The Ministry for Primary Industries joined the proceedings as a party and subsequently filed a 140-page paper outlining the reasons Sea Shepherd’s contentions were incorrect, and the scientific research that underpinned the Maui and Hector’s Threat Management Plan.
They also requested a comparability assessment to ascertain how New Zealand’s marine mammal protection stacked up against the US. This was carried out by the US Government.
The US Government Report strongly defended New Zealand’s process and again advised the Court that New Zealand’s management is comparable to that in the US. The US Government again dismissed Sea Shepherd’s petition for a ban on seafood exports to the US.

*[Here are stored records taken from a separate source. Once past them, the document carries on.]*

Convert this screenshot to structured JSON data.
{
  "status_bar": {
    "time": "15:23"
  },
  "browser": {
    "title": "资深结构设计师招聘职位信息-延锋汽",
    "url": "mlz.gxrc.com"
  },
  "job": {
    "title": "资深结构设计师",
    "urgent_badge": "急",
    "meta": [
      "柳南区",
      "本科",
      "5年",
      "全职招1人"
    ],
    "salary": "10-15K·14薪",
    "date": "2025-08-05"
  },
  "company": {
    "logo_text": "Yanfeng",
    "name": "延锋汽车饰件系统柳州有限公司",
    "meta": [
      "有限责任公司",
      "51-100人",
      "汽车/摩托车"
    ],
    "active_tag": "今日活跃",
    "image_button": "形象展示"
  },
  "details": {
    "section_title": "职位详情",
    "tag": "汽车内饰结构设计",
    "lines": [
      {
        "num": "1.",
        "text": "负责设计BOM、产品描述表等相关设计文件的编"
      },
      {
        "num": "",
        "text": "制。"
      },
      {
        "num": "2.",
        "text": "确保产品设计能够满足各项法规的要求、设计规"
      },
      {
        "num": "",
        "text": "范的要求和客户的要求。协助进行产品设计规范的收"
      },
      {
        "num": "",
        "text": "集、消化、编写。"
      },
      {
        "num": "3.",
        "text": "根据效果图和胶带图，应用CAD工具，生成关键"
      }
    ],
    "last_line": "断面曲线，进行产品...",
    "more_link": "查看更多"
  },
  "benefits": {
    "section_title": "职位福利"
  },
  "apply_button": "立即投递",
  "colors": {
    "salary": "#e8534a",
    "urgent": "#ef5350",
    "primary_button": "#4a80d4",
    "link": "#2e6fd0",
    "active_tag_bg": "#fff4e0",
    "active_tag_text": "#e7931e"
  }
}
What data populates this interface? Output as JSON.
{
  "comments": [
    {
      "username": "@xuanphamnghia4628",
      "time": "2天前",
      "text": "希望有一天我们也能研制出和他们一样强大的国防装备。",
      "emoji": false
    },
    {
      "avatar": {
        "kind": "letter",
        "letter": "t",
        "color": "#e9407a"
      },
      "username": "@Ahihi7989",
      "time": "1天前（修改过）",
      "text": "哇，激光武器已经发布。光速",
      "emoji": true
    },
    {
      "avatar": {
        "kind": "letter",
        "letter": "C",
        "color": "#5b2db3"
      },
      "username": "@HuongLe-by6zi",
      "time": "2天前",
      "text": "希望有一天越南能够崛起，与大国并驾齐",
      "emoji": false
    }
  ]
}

Slooten repeated the view that there are Maui dolphins on the North Island’s East Coast. The US Government looked at the information Sea Shepherd provided to substantiate that claim and called it ‘misleading’. On this matter, the US Government Report concluded that the evidence ‘… clearly shows the absence of confirmed sightings of Maui dolphin on the East Coast of the North Island and does not support the existence of either a resident or “transient” population of Maui dolphins.’
Lawry constantly repeats the lie that there are 57 Maui remaining, when the official data is 63 over one year old.
All of this evidence flies in the face of the rhetoric on repeat from Lawry and Slooten.
Slooten also suggested to RNZ that boaties on the East Coast might like to try scooping up some sea water in the vicinity of a small dolphin to get some DNA. We are verging on the farcical here. According to the experts, picking up enough, or the right kind, or any DNA is unlikely and if you do, there are no facilities to analyse it.
A lot of time and a lot of money has been spent defending the right of one of New Zealand’s most valuable industries to do business. That effort has been expended because ideology cannot be seen to triumph over science.
No one wants to go down that rabbit hole.
It’s not over. The judge will allow the plaintiff (Sea Shepherd) and defendants (the US Government) and the Defendant-Intervenor (the New Zealand Government) to file their final responses by mid-December. He will hear the case in the New Year.
For the sake of the New Zealand seafood industry and the wider New Zealand economy, we can only hope that evidence continues to prevail.